I grew up in the 80s, for instance, where microwave ready meals and boil-in-the-bag stuff were seen as truly cosmopolitan: the proper, sensible choice of the busy working parent.
My mother worked outside the home and we inhaled the stuff as kids. It took years of learning about fresh foods after I left home and undoing the habit of a lifetime for changes to happen. And that's just one element in my life that has seen the scales tip the 'wrong' way.
Fine; at its core, extra weight has to do with eating too much and not moving enough. But those who reckon that eating less and moving more will sort one's weight issues out are woefully misguided. And this simple tenet is doing us all a disservice.
An expert I interviewed recently has a theory that being healthy (and by extension, losing weight) is easier than we make it out to be.
"It's a question of putting down the Twixes when you pick them up in Aldi, like you'd make a child do, and then making one small decision after another. This will take tiny, repeated efforts. Decide to go for a walk or not. Decide to eat well or not. But make the decision and move on from it."
He has a point, but things are rarely that simple.
We are moving in the right direction: Women's Health magazine editor Amy Keller Laird announced this year that she is banning the phrases 'bikini body' and 'drop two dress sizes' from her covers.
This year, I've decided to give the media flogging of the perfect body a wide berth. For now, I'm pretty much okay with my less-than-ideal weight. This may change soon; this may not.
But right now, eating a whole head of broccoli for breakfast holds no appeal.
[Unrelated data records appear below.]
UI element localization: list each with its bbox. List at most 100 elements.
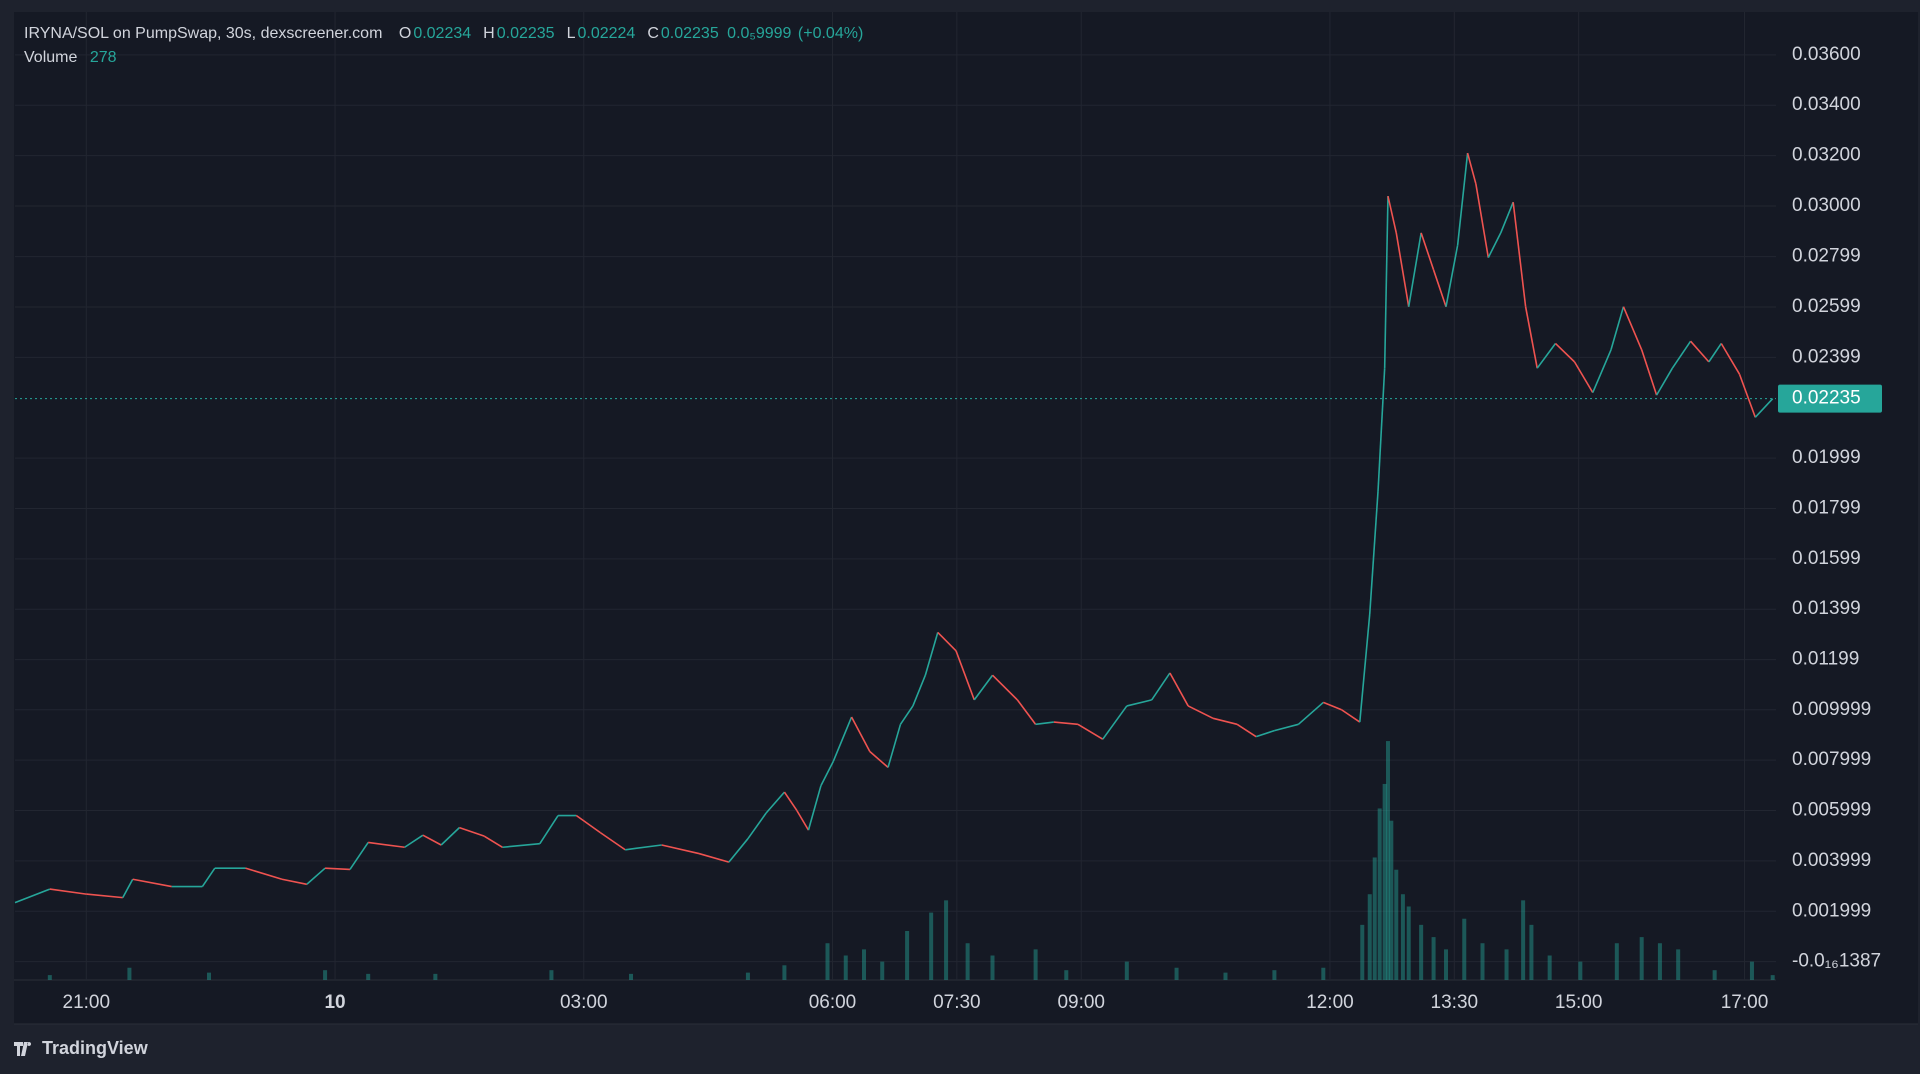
- x-tick-label: 17:00: [1721, 992, 1769, 1013]
- change-percent: (+0.04%): [797, 25, 864, 42]
- volume-bar: [433, 973, 438, 980]
- price-segment: [306, 867, 326, 885]
- price-segment: [1554, 342, 1576, 363]
- price-segment: [1395, 232, 1410, 307]
- volume-bar: [366, 973, 371, 980]
- y-tick-label: 0.007999: [1792, 749, 1871, 770]
- price-segment: [1524, 306, 1539, 369]
- y-tick-label: 0.03000: [1792, 195, 1861, 216]
- price-segment: [245, 867, 283, 881]
- volume-bar: [1431, 937, 1436, 980]
- x-tick-label: 12:00: [1306, 992, 1354, 1013]
- price-segment: [1358, 613, 1371, 723]
- price-segment: [1077, 723, 1104, 740]
- volume-bar: [207, 972, 212, 980]
- price-segment: [1407, 232, 1422, 307]
- ohlc-label: C: [647, 25, 659, 42]
- volume-bar: [1444, 949, 1449, 980]
- volume-bar: [1521, 900, 1526, 980]
- price-segment: [459, 826, 485, 837]
- price-segment: [1274, 723, 1299, 732]
- y-tick-label: 0.02599: [1792, 296, 1861, 317]
- price-segment: [1512, 202, 1527, 307]
- y-tick-label: -0.0₁₆1387: [1792, 951, 1881, 972]
- price-segment: [955, 650, 976, 701]
- price-segment: [1102, 705, 1128, 740]
- price-segment: [899, 705, 914, 725]
- price-segment: [1445, 245, 1459, 307]
- price-segment: [49, 888, 87, 895]
- price-segment: [539, 815, 559, 845]
- volume-bar: [1676, 949, 1681, 980]
- volume-bar: [1419, 924, 1424, 980]
- volume-bar: [1394, 869, 1399, 980]
- volume-bar: [929, 912, 934, 980]
- price-segment: [1738, 373, 1757, 418]
- price-segment: [937, 631, 957, 652]
- volume-bar: [1064, 970, 1069, 980]
- price-segment: [698, 852, 730, 863]
- price-segment: [1671, 340, 1692, 369]
- price-segment: [991, 674, 1018, 701]
- price-segment: [1640, 349, 1658, 396]
- volume-bar: [1174, 967, 1179, 980]
- x-tick-label: 09:00: [1057, 992, 1105, 1013]
- volume-bar: [1124, 961, 1129, 980]
- price-segment: [1754, 398, 1774, 418]
- volume-bar: [1389, 820, 1394, 980]
- price-segment: [1708, 343, 1722, 363]
- volume-bar: [1614, 943, 1619, 980]
- price-segment: [1377, 368, 1386, 492]
- y-tick-label: 0.01999: [1792, 447, 1861, 468]
- price-segment: [368, 841, 405, 849]
- price-segment: [747, 812, 767, 840]
- volume-bar: [1749, 961, 1754, 980]
- price-segment: [1690, 340, 1710, 363]
- price-segment: [1323, 701, 1342, 711]
- volume-bar: [1372, 857, 1377, 980]
- volume-bar: [1382, 783, 1387, 980]
- price-segment: [1126, 699, 1152, 707]
- price-segment: [1420, 232, 1435, 271]
- price-segment: [404, 834, 424, 848]
- y-tick-label: 0.001999: [1792, 900, 1871, 921]
- ohlc: O 0.02234 H 0.02235 L 0.02224 C 0.02235: [389, 25, 721, 42]
- price-segment: [1368, 491, 1379, 615]
- volume-legend: Volume 278: [24, 49, 119, 67]
- volume-bar: [1578, 961, 1583, 980]
- price-segment: [281, 878, 308, 886]
- volume-bar: [1360, 924, 1365, 980]
- volume-bar: [944, 900, 949, 980]
- volume-bar: [1385, 741, 1390, 980]
- volume-bar: [1639, 937, 1644, 980]
- volume-bar: [965, 943, 970, 980]
- ohlc-value: 0.02224: [577, 25, 636, 42]
- footer: TradingView: [14, 1038, 148, 1059]
- price-segment: [924, 632, 939, 676]
- price-segment: [765, 791, 786, 814]
- price-segment: [1622, 306, 1643, 351]
- volume-bar: [745, 972, 750, 980]
- y-tick-label: 0.009999: [1792, 699, 1871, 720]
- price-segment: [973, 674, 994, 701]
- price-segment: [502, 842, 540, 849]
- volume-bar: [1367, 894, 1372, 980]
- price-segment: [1383, 196, 1389, 369]
- price-segment: [325, 867, 350, 871]
- y-tick-label: 0.02399: [1792, 346, 1861, 367]
- volume-bar: [1033, 949, 1038, 980]
- x-tick-label: 15:00: [1555, 992, 1603, 1013]
- price-segment: [1016, 699, 1037, 725]
- y-tick-label: 0.005999: [1792, 800, 1871, 821]
- volume-bar: [1272, 970, 1277, 980]
- x-tick-label: 03:00: [560, 992, 608, 1013]
- x-tick-label: 10: [324, 992, 345, 1013]
- y-tick-label: 0.01799: [1792, 497, 1861, 518]
- price-segment: [122, 878, 134, 899]
- price-segment: [728, 838, 749, 863]
- volume-bar: [1529, 924, 1534, 980]
- price-segment: [1341, 709, 1361, 723]
- price-segment: [1035, 721, 1054, 726]
- price-segment: [201, 867, 216, 887]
And I suspect that more and more women are getting really bored with being told what is an acceptable size for their bodies.
We're realising that dieting, and staying as close to that feminine ideal, is not a requisite to being a normal, grown-up woman.
Forget looking 'beach ready': if you feel good and your body enables you to do what you want to do with your life - to see more, do more, get to more places - surely that's goal enough?